Leon Russell

Leon Russell…I remember his moment of superstardom, maybe for a year or two, where he was all over the radio. There was a live record, mostly forgotten now, that sold a zillion copies and an endless, loose, all over the place Jumping Jack Flash, or was that from Mad Dogs and Englishmen? My early seventies is beginning to blur. His spell in the spotlight faded and he retreated back to the studio where he was quietly omnipresent, and his hits disappeared from the classic rock format (as did 90% of everything we used to hear on the FM in the free form days) and he became yet another forgotten superstar.
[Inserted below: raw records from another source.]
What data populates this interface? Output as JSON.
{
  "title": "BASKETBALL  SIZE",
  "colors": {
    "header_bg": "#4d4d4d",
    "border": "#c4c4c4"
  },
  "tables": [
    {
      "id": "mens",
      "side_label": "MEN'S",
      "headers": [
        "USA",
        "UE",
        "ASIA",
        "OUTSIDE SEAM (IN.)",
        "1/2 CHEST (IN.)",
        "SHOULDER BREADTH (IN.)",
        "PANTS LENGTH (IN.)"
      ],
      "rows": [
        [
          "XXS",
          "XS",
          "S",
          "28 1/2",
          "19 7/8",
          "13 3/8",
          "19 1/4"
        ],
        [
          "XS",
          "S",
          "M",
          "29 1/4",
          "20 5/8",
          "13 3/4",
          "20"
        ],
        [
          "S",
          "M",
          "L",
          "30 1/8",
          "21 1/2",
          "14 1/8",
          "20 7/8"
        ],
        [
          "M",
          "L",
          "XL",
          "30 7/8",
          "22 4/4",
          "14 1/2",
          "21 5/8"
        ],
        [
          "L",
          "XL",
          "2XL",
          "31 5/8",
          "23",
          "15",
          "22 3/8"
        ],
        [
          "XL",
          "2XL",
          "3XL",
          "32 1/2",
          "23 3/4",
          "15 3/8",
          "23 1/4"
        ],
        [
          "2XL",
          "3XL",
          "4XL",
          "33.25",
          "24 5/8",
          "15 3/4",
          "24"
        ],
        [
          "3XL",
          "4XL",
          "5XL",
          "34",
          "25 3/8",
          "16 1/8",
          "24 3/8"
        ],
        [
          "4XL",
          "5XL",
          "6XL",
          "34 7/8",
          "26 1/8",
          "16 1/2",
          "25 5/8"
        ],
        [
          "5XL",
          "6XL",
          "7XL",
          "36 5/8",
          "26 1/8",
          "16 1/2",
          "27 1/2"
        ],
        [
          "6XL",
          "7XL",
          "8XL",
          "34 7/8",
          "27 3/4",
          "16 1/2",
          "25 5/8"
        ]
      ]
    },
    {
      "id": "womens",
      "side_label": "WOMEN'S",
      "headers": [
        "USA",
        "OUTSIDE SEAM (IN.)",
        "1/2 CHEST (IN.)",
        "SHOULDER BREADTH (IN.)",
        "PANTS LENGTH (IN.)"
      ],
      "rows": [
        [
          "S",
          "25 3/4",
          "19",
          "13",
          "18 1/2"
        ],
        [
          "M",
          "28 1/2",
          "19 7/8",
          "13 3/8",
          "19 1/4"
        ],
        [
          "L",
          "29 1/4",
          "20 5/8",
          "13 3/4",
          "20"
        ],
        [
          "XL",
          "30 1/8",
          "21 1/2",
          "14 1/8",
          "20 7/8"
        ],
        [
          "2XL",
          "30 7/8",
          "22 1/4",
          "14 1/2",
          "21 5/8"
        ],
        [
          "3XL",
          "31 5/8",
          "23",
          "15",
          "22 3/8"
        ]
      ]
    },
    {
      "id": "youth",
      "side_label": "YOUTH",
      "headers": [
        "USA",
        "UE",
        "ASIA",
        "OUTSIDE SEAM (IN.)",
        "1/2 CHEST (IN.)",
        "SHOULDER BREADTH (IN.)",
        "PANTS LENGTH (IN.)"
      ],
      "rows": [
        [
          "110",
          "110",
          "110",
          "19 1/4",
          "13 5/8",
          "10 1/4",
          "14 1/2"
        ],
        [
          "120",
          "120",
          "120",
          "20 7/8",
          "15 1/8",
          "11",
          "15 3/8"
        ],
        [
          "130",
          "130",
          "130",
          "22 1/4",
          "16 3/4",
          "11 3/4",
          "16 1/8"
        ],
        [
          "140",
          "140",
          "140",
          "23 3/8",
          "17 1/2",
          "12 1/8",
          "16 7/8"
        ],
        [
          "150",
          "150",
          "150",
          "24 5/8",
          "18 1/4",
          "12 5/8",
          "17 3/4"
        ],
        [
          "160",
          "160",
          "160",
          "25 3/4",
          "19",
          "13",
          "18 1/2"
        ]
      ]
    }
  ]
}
Those were loose and wanton days, musically, a description my wife used once and I have never topped, and Leon Russell was as loose and wanton as it got, hippie Texas R&B rock and roll, piano driven, screaming back up singers, musicians and children and dogs and some of the best session cats in the business getting down, getting bad, getting fucked up. Leon does a lanky strut, picking bluesy hippie rock’n’roll notes from an electric guitar, a John Brown beard and John Brown eyes beneath prematurely gray locks tucked into a demented Uncle Sam chapeau. Then back on piano, and Leon is telling a story about his woman, a crazy Oklahoma hillbilly hepcat voice curling around the words, punctuating with piano, followed by the choir, the band poised, the crowd waiting, Jim Keltner (or Jim Gordon, or both) hinting on the high hat. Leon leaves it hanging. Seconds tick by in four. Rock’n’roll is in the air. We wait, audience, players, listeners, for the damn tune to resolve itself, it’s been endless. Leon lets us dangle, on a tight rope, waiting to see how he finishes this. It goes something like this here, he says, and out comes Jumping Jack Flash again on the piano, one two, one two three, one two three….

leon-russell

Leon Russell, Joe Cocker. Mad Dogs and Englishmen at the Fillmore East in 1969. A Michael Ochs photo.